Tidak lama kemudian air mata keluar dari sudut mata Harlan yang terlihat oleh Rafa.
Seperti keajaiban untuk Rafa, terlihat jelas oleh dirinya kalau Harlan mengeluarkan air mata dari sudut matanya, cukup membuat Rafa bahagia, adanya respon tersebut menandakan kalau Harlan mendengarkan semua apa yang dikatakan oleh jagoannya tersebut.
“Jangan menangis, Rafa di sini ...” lirih Rafa sambil menyeka air mata di sudut mata Harlan.
“Sepertinya Rafa harus minta selimut lagi ke susternya, badan papah semakin dingin ...”
“Rafa sayang sama papah, apapun pilihan papah, Rafa ikhlas ....”

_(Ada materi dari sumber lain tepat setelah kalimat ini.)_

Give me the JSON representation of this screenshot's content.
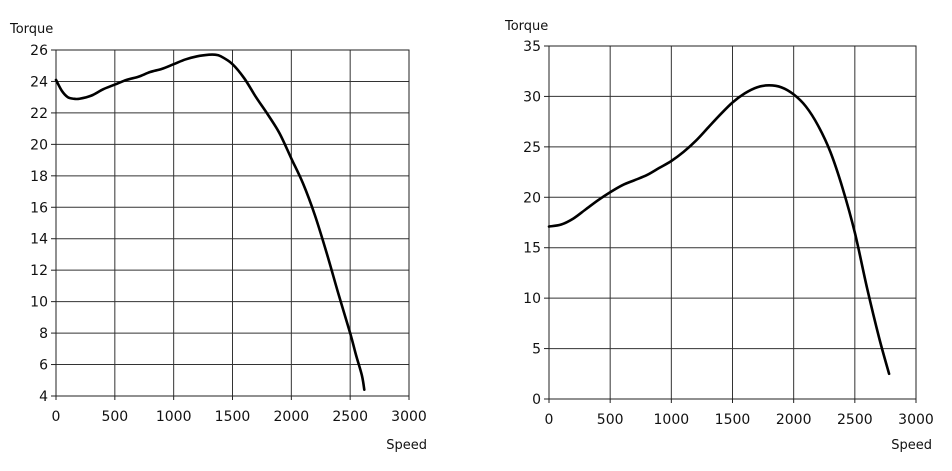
{
  "chart_data": [
    {
      "type": "line",
      "xlabel": "Speed",
      "ylabel": "Torque",
      "xlim": [
        0,
        3000
      ],
      "ylim": [
        4,
        26
      ],
      "xticks": [
        0,
        500,
        1000,
        1500,
        2000,
        2500,
        3000
      ],
      "yticks": [
        4,
        6,
        8,
        10,
        12,
        14,
        16,
        18,
        20,
        22,
        24,
        26
      ],
      "grid": true,
      "series": [
        {
          "x": [
            0,
            50,
            100,
            150,
            200,
            300,
            400,
            500,
            600,
            700,
            800,
            900,
            1000,
            1100,
            1200,
            1300,
            1350,
            1400,
            1500,
            1600,
            1700,
            1800,
            1900,
            2000,
            2100,
            2200,
            2300,
            2400,
            2500,
            2550,
            2600,
            2620
          ],
          "y": [
            24.1,
            23.4,
            23.0,
            22.9,
            22.9,
            23.1,
            23.5,
            23.8,
            24.1,
            24.3,
            24.6,
            24.8,
            25.1,
            25.4,
            25.6,
            25.7,
            25.7,
            25.6,
            25.1,
            24.2,
            23.0,
            21.9,
            20.7,
            19.1,
            17.5,
            15.5,
            13.1,
            10.5,
            8.0,
            6.6,
            5.3,
            4.4
          ]
        }
      ]
    },
    {
      "type": "line",
      "xlabel": "Speed",
      "ylabel": "Torque",
      "xlim": [
        0,
        3000
      ],
      "ylim": [
        0,
        35
      ],
      "xticks": [
        0,
        500,
        1000,
        1500,
        2000,
        2500,
        3000
      ],
      "yticks": [
        0,
        5,
        10,
        15,
        20,
        25,
        30,
        35
      ],
      "grid": true,
      "series": [
        {
          "x": [
            0,
            100,
            200,
            300,
            400,
            500,
            600,
            700,
            800,
            900,
            1000,
            1100,
            1200,
            1300,
            1400,
            1500,
            1600,
            1700,
            1800,
            1900,
            2000,
            2100,
            2200,
            2300,
            2400,
            2500,
            2600,
            2700,
            2780
          ],
          "y": [
            17.1,
            17.3,
            17.9,
            18.8,
            19.7,
            20.5,
            21.2,
            21.7,
            22.2,
            22.9,
            23.6,
            24.5,
            25.6,
            26.9,
            28.2,
            29.4,
            30.3,
            30.9,
            31.1,
            30.9,
            30.2,
            29.0,
            27.1,
            24.5,
            20.9,
            16.5,
            11.0,
            6.0,
            2.5
          ]
        }
      ]
    }
  ]
}
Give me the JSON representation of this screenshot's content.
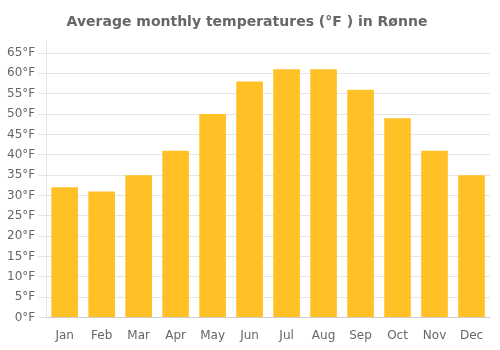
{
  "chart_data": {
    "type": "bar",
    "title": "Average monthly temperatures (°F ) in Rønne",
    "categories": [
      "Jan",
      "Feb",
      "Mar",
      "Apr",
      "May",
      "Jun",
      "Jul",
      "Aug",
      "Sep",
      "Oct",
      "Nov",
      "Dec"
    ],
    "values": [
      32,
      31,
      35,
      41,
      50,
      58,
      61,
      61,
      56,
      49,
      41,
      35
    ],
    "color": "#FFC125",
    "ylim": [
      0,
      68
    ],
    "yticks": [
      {
        "value": 0,
        "label": "0°F"
      },
      {
        "value": 5,
        "label": "5°F"
      },
      {
        "value": 10,
        "label": "10°F"
      },
      {
        "value": 15,
        "label": "15°F"
      },
      {
        "value": 20,
        "label": "20°F"
      },
      {
        "value": 25,
        "label": "25°F"
      },
      {
        "value": 30,
        "label": "30°F"
      },
      {
        "value": 35,
        "label": "35°F"
      },
      {
        "value": 40,
        "label": "40°F"
      },
      {
        "value": 45,
        "label": "45°F"
      },
      {
        "value": 50,
        "label": "50°F"
      },
      {
        "value": 55,
        "label": "55°F"
      },
      {
        "value": 60,
        "label": "60°F"
      },
      {
        "value": 65,
        "label": "65°F"
      }
    ],
    "grid": true
  }
}
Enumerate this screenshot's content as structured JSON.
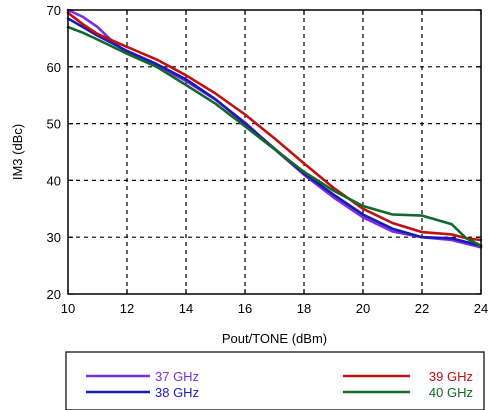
{
  "chart_data": {
    "type": "line",
    "title": "",
    "xlabel": "Pout/TONE (dBm)",
    "ylabel": "IM3 (dBc)",
    "xlim": [
      10,
      24
    ],
    "ylim": [
      20,
      70
    ],
    "x_ticks": [
      10,
      12,
      14,
      16,
      18,
      20,
      22,
      24
    ],
    "y_ticks": [
      20,
      30,
      40,
      50,
      60,
      70
    ],
    "x_tick_labels": [
      "10",
      "12",
      "14",
      "16",
      "18",
      "20",
      "22",
      "24"
    ],
    "y_tick_labels": [
      "20",
      "30",
      "40",
      "50",
      "60",
      "70"
    ],
    "grid": true,
    "grid_style": "dashed",
    "legend_position": "bottom, outside plot",
    "series": [
      {
        "name": "37 GHz",
        "color": "#7b2fe0",
        "x": [
          10,
          10.5,
          11,
          11.5,
          12,
          13,
          14,
          15,
          16,
          17,
          18,
          19,
          20,
          21,
          22,
          23,
          24
        ],
        "y": [
          70,
          68.8,
          67,
          64.5,
          62.5,
          60.3,
          57.5,
          54.2,
          50.2,
          45.5,
          41.0,
          37.0,
          33.5,
          31.0,
          30.0,
          29.5,
          28.2
        ]
      },
      {
        "name": "38 GHz",
        "color": "#1a1ab4",
        "x": [
          10,
          10.5,
          11,
          12,
          13,
          14,
          15,
          16,
          17,
          18,
          19,
          20,
          21,
          22,
          23,
          24
        ],
        "y": [
          68.5,
          67.0,
          65.5,
          62.8,
          60.5,
          57.8,
          54.3,
          50.0,
          45.6,
          41.2,
          37.5,
          34.0,
          31.5,
          30.0,
          29.8,
          28.5
        ]
      },
      {
        "name": "39 GHz",
        "color": "#c01010",
        "x": [
          10,
          10.5,
          11,
          12,
          13,
          14,
          15,
          16,
          17,
          18,
          19,
          20,
          21,
          22,
          23,
          23.5,
          24
        ],
        "y": [
          69.5,
          67.5,
          65.8,
          63.5,
          61.3,
          58.5,
          55.3,
          51.6,
          47.4,
          43.0,
          38.7,
          35.0,
          32.5,
          30.9,
          30.5,
          29.8,
          29.5
        ]
      },
      {
        "name": "40 GHz",
        "color": "#13682c",
        "x": [
          10,
          10.5,
          11,
          12,
          13,
          14,
          15,
          16,
          17,
          18,
          19,
          20,
          21,
          22,
          23,
          23.5,
          24
        ],
        "y": [
          67.0,
          66.0,
          64.8,
          62.3,
          60.0,
          56.8,
          53.5,
          49.5,
          45.5,
          41.5,
          38.2,
          35.5,
          34.0,
          33.8,
          32.3,
          29.8,
          28.5
        ]
      }
    ]
  }
}
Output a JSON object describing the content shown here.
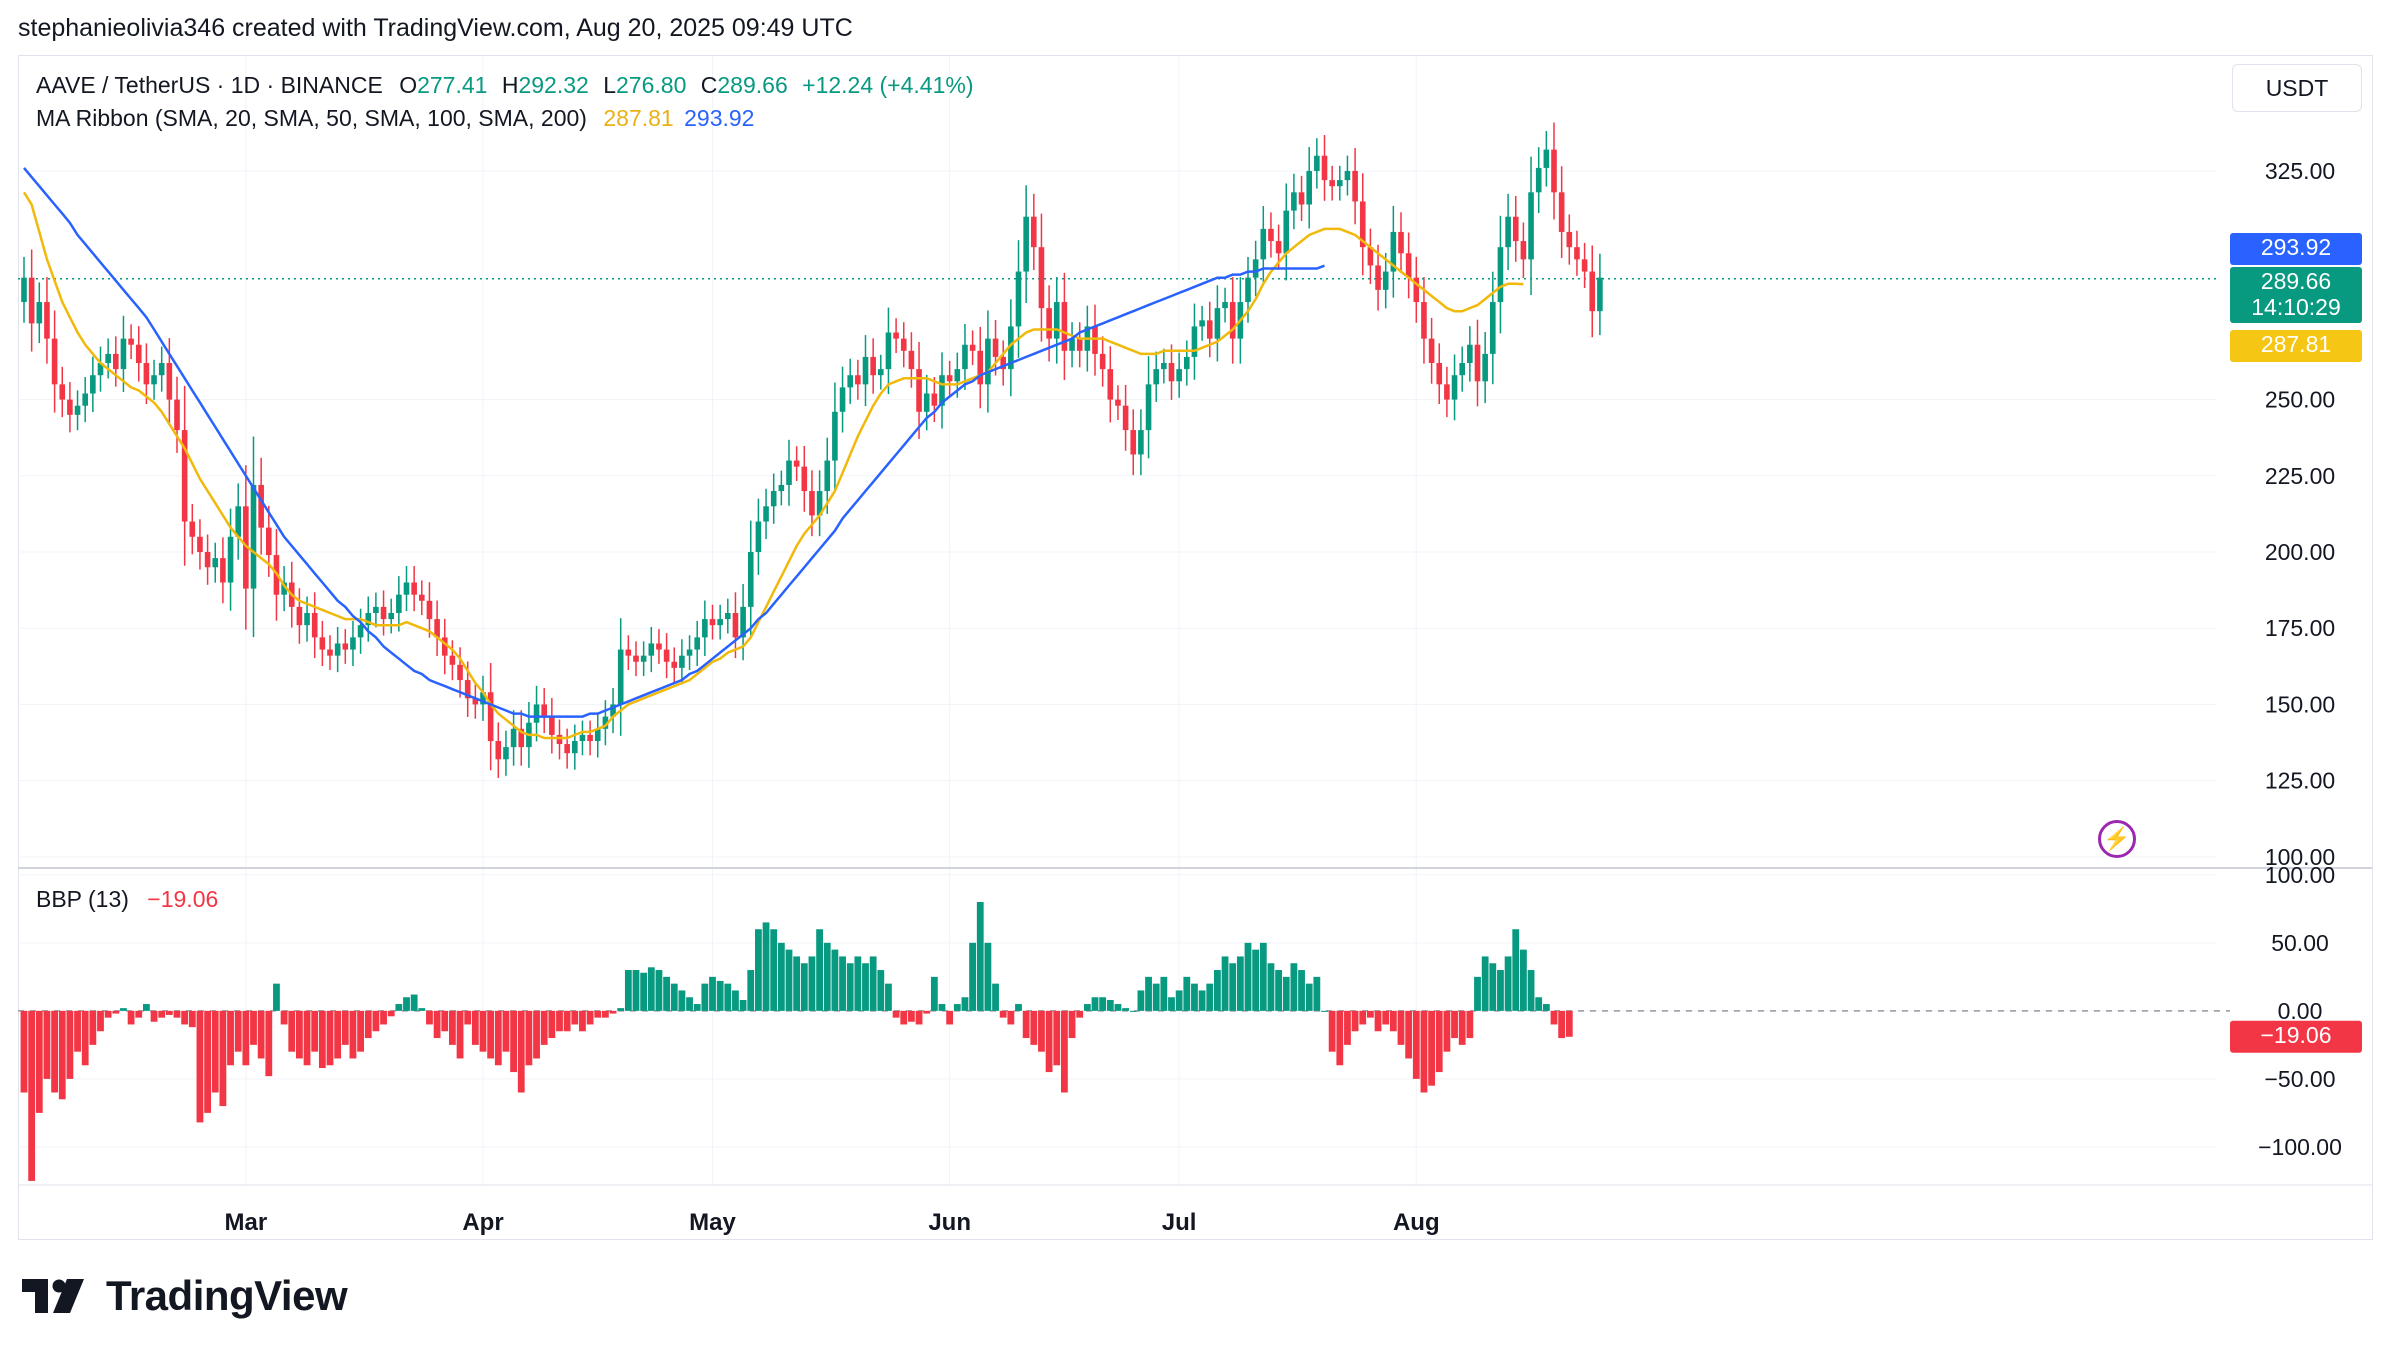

Rafa kembali memeluk tubuh Harlan, terus mengeratkan pelukannya hingga timbul rasa kantuk, kini Rafa mulai tertidur di pelukan papahnya. Sayup-sayup terdengar tangisan seseorang memanggil papahnya dari luar sana, namun Rasanya Rafa enggan untuk bangun karena terlalu lelah. Selain memanggil papahnya, ada juga seseorang yang memanggil dirinya, namun semua itu Rafa biarkan karena keadaan tubuhnya saat ini tidak mau merespon apapun, yang dia inginkan hanya tidur sambil memeluk tubuh lemah papahnya.